Raul Delatoba, however, did not specifically target police because they’re police — in fact, the 34-year-old homeless man committed only a minor act of non-law enforcement-owned property destruction.
Around 5:15 a.m. Monday morning, an inebriated Delatoba pounded on the window of Bourbon Street’s Royal Sonesta Hotel, catching the attention of a security guard who worked nearby. Leston Smith, the guard, approached Delatoba and told him to stop banging the window — to which the drunken man, according to the arrest report cited by the Times-Picayune, responded by “calling him a n____r.”
Smith and a security supervisor for the Sonesta then flagged down two Louisiana State Troopers, who brought the ornery man to the New Orleans Police Department’s 8th District station — where he called a female officer “a dumb c__t” and another officer “a dumb n____r.”
Police charged Delatoba with “simple criminal damage to property, disturbing the peace, and a felony-level hate crime” — by ineptly and incorrectly invoking the new law to grossly enhance his otherwise minor charges.
Simply put, police charged Delatoba with committing an act of hate speech — which the legislation’s sponsors never intended and the law doesn’t allow, but which critics warned overzealous police would attempt.
“The hate crime charge stems from Delatoba’s attack on individuals based on their race, sex, and occupation,” the arrest warrant contends.
Realizing the absurdity with which Blue Lives Matter had been administered in this case, NOPD backtracked on Thursday, with spokesman Tyler Gamble stating the law was applied incorrectly.
After an initial review of the case, Gamble said “it is clear that the responding officer incorrectly applied the law relative to a hate crime in this incident.”
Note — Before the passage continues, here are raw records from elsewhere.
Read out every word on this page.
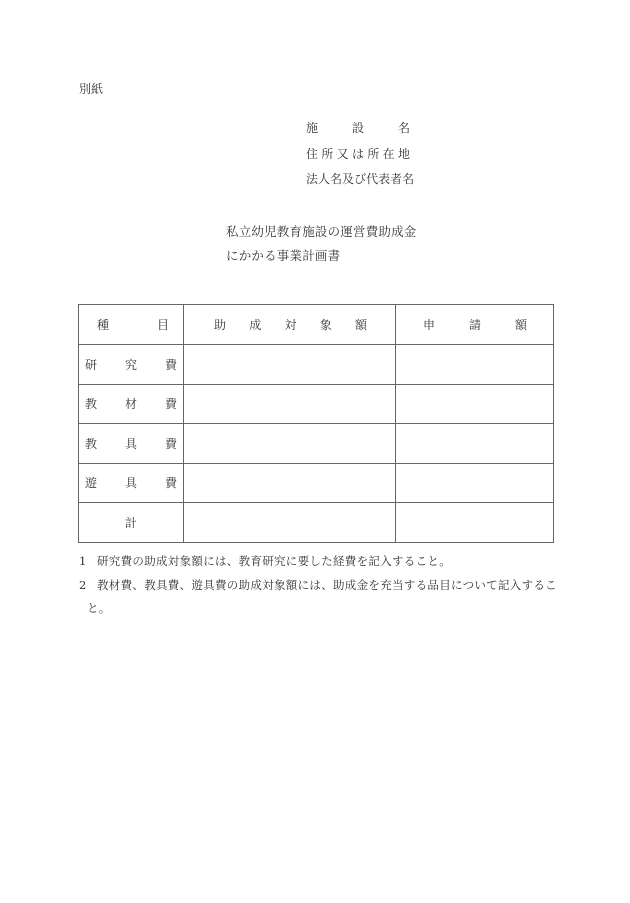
別紙
施	設	名
住 所 又 は 所 在 地
法 人 名 及 び 代 表 者 名
私立幼児教育施設の運営費助成金
にかかる事業計画書
種 目	助 成 対 象 額	申 請 額

研 究 費		

教 材 費		

教 具 費		

遊 具 費		

計		
1 研究費の助成対象額には、教育研究に要した経費を記入すること。
2 教材費、教具費、遊具費の助成対象額には、助成金を充当する品目について記入するこ
と。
Delatoba certainly yelled bad words in the commission of a minor crime, but the offense he committed was against a window — not police, and not their official property.
Astonishingly, what amounts to bureaucratic red tape has prevented the felony charge from being abandoned thus far. That decision, despite the patently obvious misapplication admitted by police, ultimately falls on the Orleans Parish District Attorney’s Office, which — equally as astonishingly — plans to conduct a review of the police report and interview witnesses before determining whether the charges under the ludicrous law are warranted.
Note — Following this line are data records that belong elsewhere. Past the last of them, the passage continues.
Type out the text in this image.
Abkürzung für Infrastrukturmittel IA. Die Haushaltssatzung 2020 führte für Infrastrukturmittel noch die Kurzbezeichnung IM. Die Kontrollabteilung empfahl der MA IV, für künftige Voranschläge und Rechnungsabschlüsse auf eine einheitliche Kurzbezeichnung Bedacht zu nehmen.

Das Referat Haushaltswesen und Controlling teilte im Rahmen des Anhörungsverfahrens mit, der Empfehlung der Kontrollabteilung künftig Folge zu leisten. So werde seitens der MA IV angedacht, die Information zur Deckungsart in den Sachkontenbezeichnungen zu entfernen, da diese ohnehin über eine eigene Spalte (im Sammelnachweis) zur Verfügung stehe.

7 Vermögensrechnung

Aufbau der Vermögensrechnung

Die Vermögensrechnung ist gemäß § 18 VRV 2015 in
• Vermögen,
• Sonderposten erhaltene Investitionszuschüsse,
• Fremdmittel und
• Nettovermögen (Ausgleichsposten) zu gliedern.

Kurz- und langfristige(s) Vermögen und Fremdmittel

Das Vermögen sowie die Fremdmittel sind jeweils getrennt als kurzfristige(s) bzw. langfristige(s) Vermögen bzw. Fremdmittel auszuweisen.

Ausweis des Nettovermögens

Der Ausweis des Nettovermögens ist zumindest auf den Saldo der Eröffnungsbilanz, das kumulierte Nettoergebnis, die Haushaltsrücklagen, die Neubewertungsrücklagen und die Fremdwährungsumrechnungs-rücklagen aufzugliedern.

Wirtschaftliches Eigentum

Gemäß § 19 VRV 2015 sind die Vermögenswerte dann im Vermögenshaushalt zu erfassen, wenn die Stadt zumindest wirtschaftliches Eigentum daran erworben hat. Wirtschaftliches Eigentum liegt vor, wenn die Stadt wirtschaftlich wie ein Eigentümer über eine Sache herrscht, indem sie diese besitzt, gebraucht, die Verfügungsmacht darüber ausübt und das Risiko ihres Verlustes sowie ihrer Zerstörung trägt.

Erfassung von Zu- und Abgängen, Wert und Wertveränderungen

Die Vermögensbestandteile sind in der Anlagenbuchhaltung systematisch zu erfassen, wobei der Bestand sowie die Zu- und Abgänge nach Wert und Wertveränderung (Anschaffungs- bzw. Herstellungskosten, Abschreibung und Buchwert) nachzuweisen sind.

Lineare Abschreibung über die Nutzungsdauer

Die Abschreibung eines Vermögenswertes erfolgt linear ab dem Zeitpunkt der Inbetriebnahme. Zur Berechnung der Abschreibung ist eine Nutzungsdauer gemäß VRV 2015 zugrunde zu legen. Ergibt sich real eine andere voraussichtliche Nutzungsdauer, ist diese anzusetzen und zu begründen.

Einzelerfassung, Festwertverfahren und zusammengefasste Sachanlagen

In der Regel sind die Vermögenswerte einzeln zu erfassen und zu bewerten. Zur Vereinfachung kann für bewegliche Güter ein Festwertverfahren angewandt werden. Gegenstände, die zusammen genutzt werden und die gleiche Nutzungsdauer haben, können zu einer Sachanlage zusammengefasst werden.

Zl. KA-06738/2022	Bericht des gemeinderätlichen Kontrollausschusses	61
“Based up on [sic] that review,” said spokesman for District Attorney Leon Cannizarro’s Office, Christopher Bowman, on Wednesday, per the Times-Picayune, “the office will make a determination whether or not to initiate formal charges, and which charges to initiate.”
As the New Orleans Advocate noted, “Hate-crimes laws may be invoked only when a more serious criminal offense accompanies verbal slurs.”
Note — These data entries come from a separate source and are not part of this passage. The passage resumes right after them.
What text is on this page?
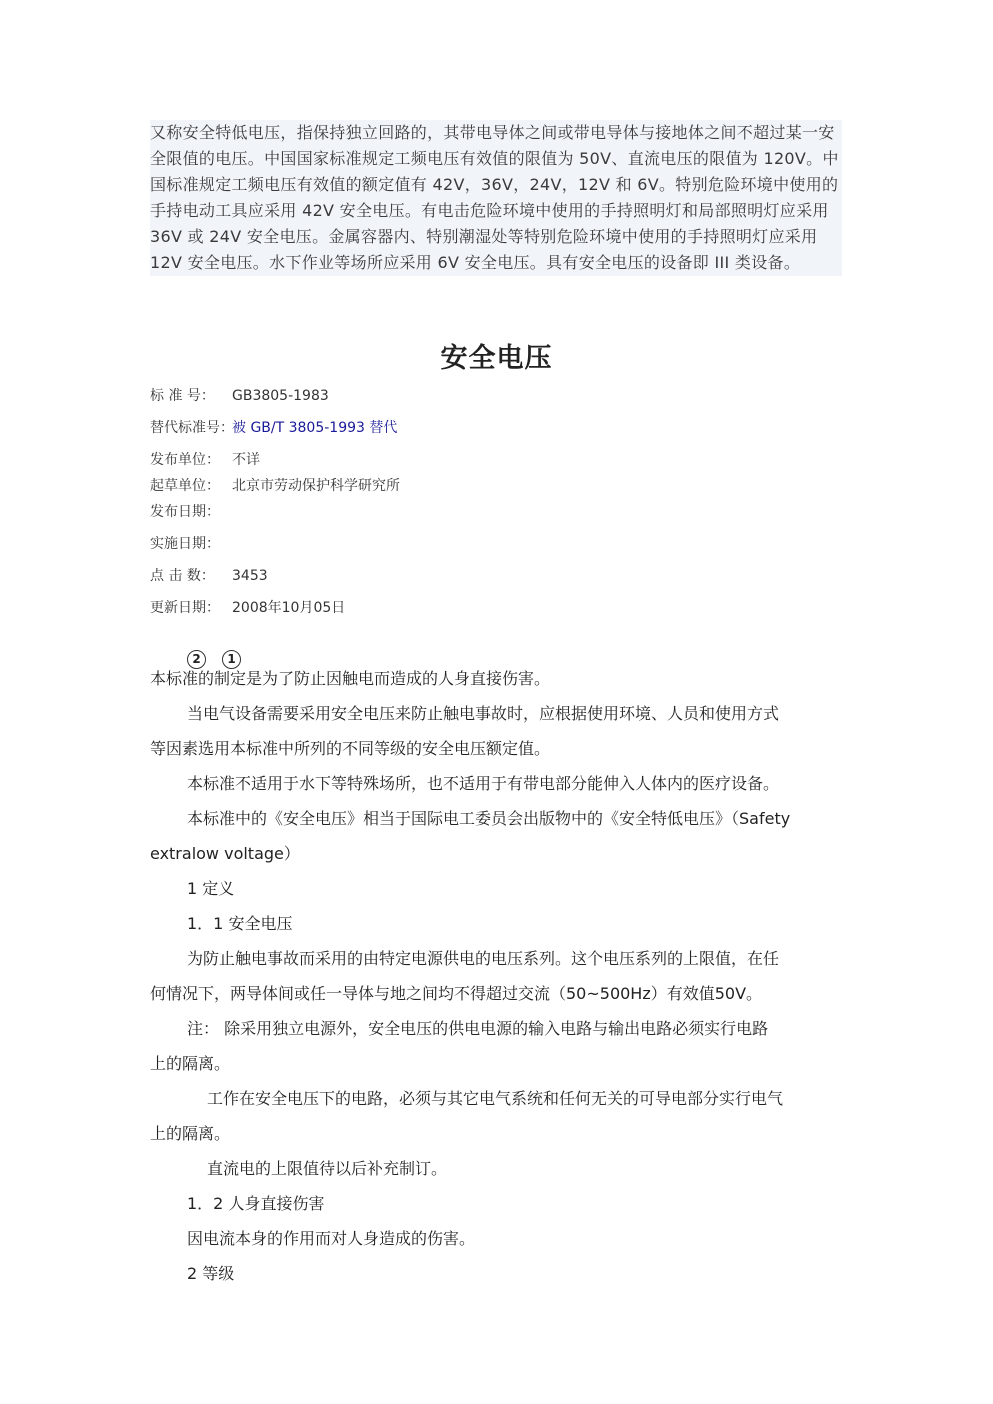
又称安全特低电压，指保持独立回路的，其带电导体之间或带电导体与接地体之间不超过某一安全限值的电压。中国国家标准规定工频电压有效值的限值为 50V、直流电压的限值为 120V。中国标准规定工频电压有效值的额定值有 42V，36V，24V，12V 和 6V。特别危险环境中使用的手持电动工具应采用 42V 安全电压。有电击危险环境中使用的手持照明灯和局部照明灯应采用 36V 或 24V 安全电压。金属容器内、特别潮湿处等特别危险环境中使用的手持照明灯应采用 12V 安全电压。水下作业等场所应采用 6V 安全电压。具有安全电压的设备即 III 类设备。

安全电压
标 准 号： GB3805-1983
替代标准号：被 GB/T 3805-1993 替代
发布单位： 不详
起草单位： 北京市劳动保护科学研究所
发布日期：
实施日期：
点 击 数： 3453
更新日期： 2008年10月05日
2	1
本标准的制定是为了防止因触电而造成的人身直接伤害。
当电气设备需要采用安全电压来防止触电事故时，应根据使用环境、人员和使用方式
等因素选用本标准中所列的不同等级的安全电压额定值。
本标准不适用于水下等特殊场所，也不适用于有带电部分能伸入人体内的医疗设备。
本标准中的《安全电压》相当于国际电工委员会出版物中的《安全特低电压》（Safety
extralow voltage）
1 定义
1．1 安全电压
为防止触电事故而采用的由特定电源供电的电压系列。这个电压系列的上限值，在任
何情况下，两导体间或任一导体与地之间均不得超过交流（50~500Hz）有效值50V。
注： 除采用独立电源外，安全电压的供电电源的输入电路与输出电路必须实行电路
上的隔离。
工作在安全电压下的电路，必须与其它电气系统和任何无关的可导电部分实行电气
上的隔离。
直流电的上限值待以后补充制订。
1．2 人身直接伤害
因电流本身的作用而对人身造成的伤害。
2 等级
Offensive speech, unaccompanied by additional crimes to back it up, thankfully remains thus far protected by the Constitution — but because Delatoba’s charges are still being considered at all shows a troubling portent for how the law could be abused, if not now, in the future.
Indeed, the man’s $10,000 release bond for the (nonexistent) “hate crime” of “yelling bad words,” as Reason aptly put it, is twice that for the actual crime of vandalism.
Even the notably picky Anti-Defamation League spoke out against charging Delatoba under the hate crimes statute, and, as Allison Padilla-Goodman explained, the case shows the need for greater understanding of what constitutes a hate crime.
“I mean this for law enforcement as well as for community members,” the Advocate quoted Padilla-Goodman. “We just have a lot of catch-up to do.”
Louisiana’s Blue Lives Matter law served as the model for similarly irrational proposed legislation now awaiting deliberation in Congress — but the preposterous first attempt to apply the model in New Orleans gives every indication it can and will be abused.
Offering enhanced protected status to a freely-chosen occupation comes with the innate risk of transforming an already notoriously trigger happy group into pre-victims treasure hunting for the perfect excuse to exact harsh punishment unnecessarily — and without just cause.
Although Delatoba used offensive words to garner felony charges, the legislation would make it simpler for police to felonize undeserving people in record numbers.
As alternative media and anti-police brutality activists have repeatedly advised, police already artificially bolster charges by tacking on things like assaulting an officer or resisting arrest — for contact which wouldn’t warrant a second glance were it not for a gun and a badge.
Should the legislation pass, a cop would need only write in his or her report the arrestee shouted “fuck the police” — whether or not they actually did — to brand the person permanently with a felony, and all the negative consequences therein.
And, if we’re being honest, shouldn’t someone who chooses to be a cop have thicker skin than to be intolerant of an insult?